Ocupação da PSP da igreja da Ribeira Seca em Machico, Madeira, 29 de fevereiro de 1985. Pormenores.
Às sete e meia da manhã desse 27 de fevereiro foi o dilúvio na Ribeira Seca. Setenta polícias comandados pelo major Homem Costa (filho), em duas carrinhas, penetram na igreja e na casa paroquial.
Escoltados pelos polícias, o Padre Pestana Martinho, o presidente da Câmara Municipal de Machico, Jorge Gomes, o adjunto do presidente do Conselho Regional, Carlos Machado e dois carpinteiros funcionários públicos arrombaram a porta — ainda lá estão os buracos, para memória futura. (…)
Pouco depois, saíram da igreja o Padre Pestana Martinho, o presidente da Câmara e o comandante da polícia, em nome do Pai, do Filho e do Espírito Santo. Com documentos e livros nos braços, registos e escritos, os missais, os altifalantes, os corporais do altar, os microfones e os paramentos, cálices e âmbulas da Comunhão.
Os carpinteiros mudaram de imediato as fechaduras de todas as portas. «Ironia», pensou Martins, «desde 1955 que a Igreja celebra no 1.º de Maio o dia de São José Operário, data oficialmente estabelecida por Pio XII para não perder a consciência dos trabalhadores».
Porém, nessa manhã, assim que a polícia se retirou, o povo entrou, partiu o barrote e abriu as portas e janelas da igreja de par em par.
Chegou rapidamente um novo reforço policial — desta vez era a polícia de choque com bastões e viseiras. Espancaram operários da construção civil da Matur e da Grão-Pará, que conseguiram à força entrar no adro. Levaram presas várias pessoas. (…)

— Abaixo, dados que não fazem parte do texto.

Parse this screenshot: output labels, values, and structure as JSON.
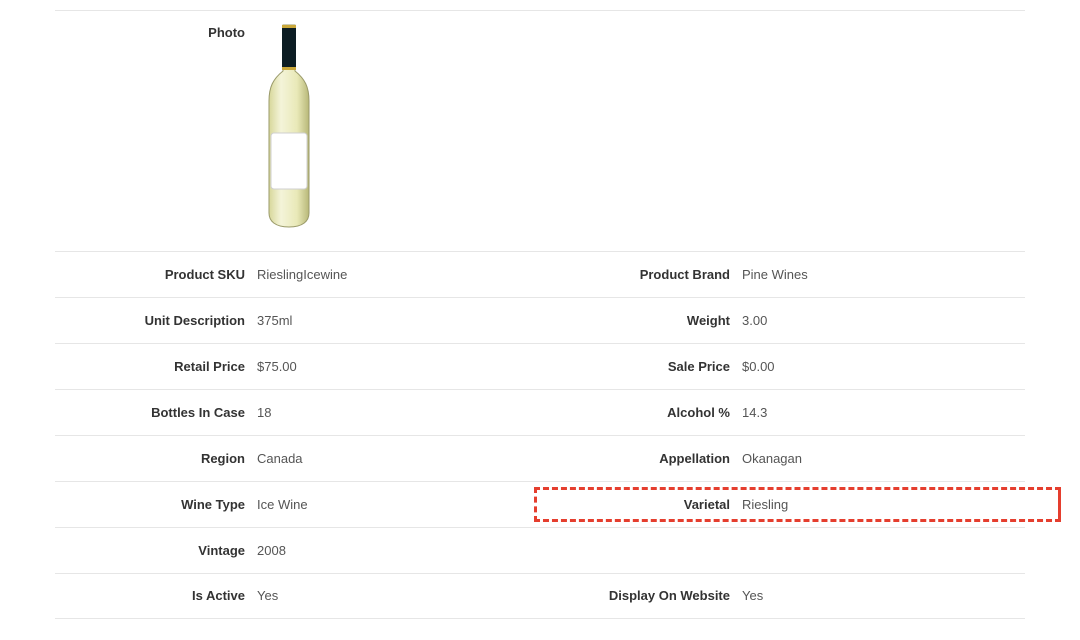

Na Ribeira Seca, a polícia cercou a igreja e o povo cercou a polícia.
Dezoito dias e dezoito noites. Elas de dia vinham bordar em redor da igreja, eles de noite, depois de saírem do trabalho nas terras e na Matur.
A estratégia não era simples, guerra de posição, diria o filósofo marxista Antonio Gramsci: a população vigiava a polícia, não arrendando pé; sempre que os polícias se afastavam, a população acercava-se da igreja para mudar os fechos da porta; quando a polícia regressava, a população batia em retirada uns metros acima, para os campos em redor, e aí ficava vigilante.
A polícia, mesmo rendida a cada quatro horas, mostrava sinais de desgaste.”
Raquel Varela, O canto do melro – A vida do Padre José Martins Júnior – Bertrand 2024, pp 186-190.